On Tuesday, James Dutschke, the man who sent President Obama and other officials letters laced with ricin, was sentenced to 20 years in prison for fondling three martial arts students. He is also spending 25 years in federal prison for the ricin letter charges.
In January, Dutschke admitted and pleaded guilty to touching his martial arts students inappropriately at his Tupelo studio. According to Assistant District Attorney Sadie Gardner, the incident happened between 2007 and 2013.
In court, Dutschke was confronted by the grandmother of one his victims. She described Dutschke as a child molester who behaved like he was a proper, and smart man. She told Dutschke that he took away the innocence of her granddaughter.
The court also ordered Dutschke to register as a sex offender when he is released from prison.
Though Dutschke pleaded guilty to the inappropriate touching and lacing letters with ricin, he said in court that he would like to withdraw his guilty plea for both charges on May 13. However, after a few days, he again changed his mind and decided to stick with his guilty plea for both charges.
U.S. man who attempted to poison Obama with ricin sentenced to prison http://t.co/35UauUt98D pic.twitter.com/AfQNYVqg5u
— CBC News (@CBCNews) May 19, 2014
Dutschke, 42, sent ricin-laced letters to Judge Sadie Holland, Senator Roger Wicker, and President Obama in 2013. Prosecutors say that the move was done in order to frame Paul Kevin Curtis, an Elvis impersonator, who has been butting heads with Dutschke online. Curtis was arrested, but was released shortly after, since they found no evidence of ricin in his home.

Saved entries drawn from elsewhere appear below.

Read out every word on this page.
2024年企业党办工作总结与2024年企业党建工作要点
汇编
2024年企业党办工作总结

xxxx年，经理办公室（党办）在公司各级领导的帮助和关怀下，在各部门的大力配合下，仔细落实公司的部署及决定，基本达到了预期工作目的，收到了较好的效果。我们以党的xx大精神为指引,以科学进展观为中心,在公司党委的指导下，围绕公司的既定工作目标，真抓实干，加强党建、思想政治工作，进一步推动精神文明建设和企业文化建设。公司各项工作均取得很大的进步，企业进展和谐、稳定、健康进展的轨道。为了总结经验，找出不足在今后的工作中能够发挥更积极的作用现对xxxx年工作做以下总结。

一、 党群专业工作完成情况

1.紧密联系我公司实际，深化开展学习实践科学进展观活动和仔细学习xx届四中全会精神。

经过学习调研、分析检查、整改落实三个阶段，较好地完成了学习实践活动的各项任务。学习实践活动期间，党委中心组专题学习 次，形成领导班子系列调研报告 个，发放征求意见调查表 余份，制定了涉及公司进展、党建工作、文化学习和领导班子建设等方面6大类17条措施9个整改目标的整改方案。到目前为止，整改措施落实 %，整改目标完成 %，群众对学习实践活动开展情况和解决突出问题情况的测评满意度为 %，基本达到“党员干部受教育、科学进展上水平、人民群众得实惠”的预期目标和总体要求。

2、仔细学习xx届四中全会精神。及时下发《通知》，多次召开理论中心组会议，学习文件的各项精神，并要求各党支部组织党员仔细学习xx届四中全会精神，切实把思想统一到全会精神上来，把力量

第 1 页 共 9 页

Of the ricin-letters that were sent out, two were intercepted before the supposed recipients received them. The third one reached Judge Holland, but reports say that she was not harmed by the ricin.
According to reports, Dutschke was quiet the entire time in court.
Lee County Sheriff Jim Johnson said, “We had three victims here in our county that we had to look out for. We had to do what was right and today, they at least got some closure to it, so we’re proud of what the court has done.”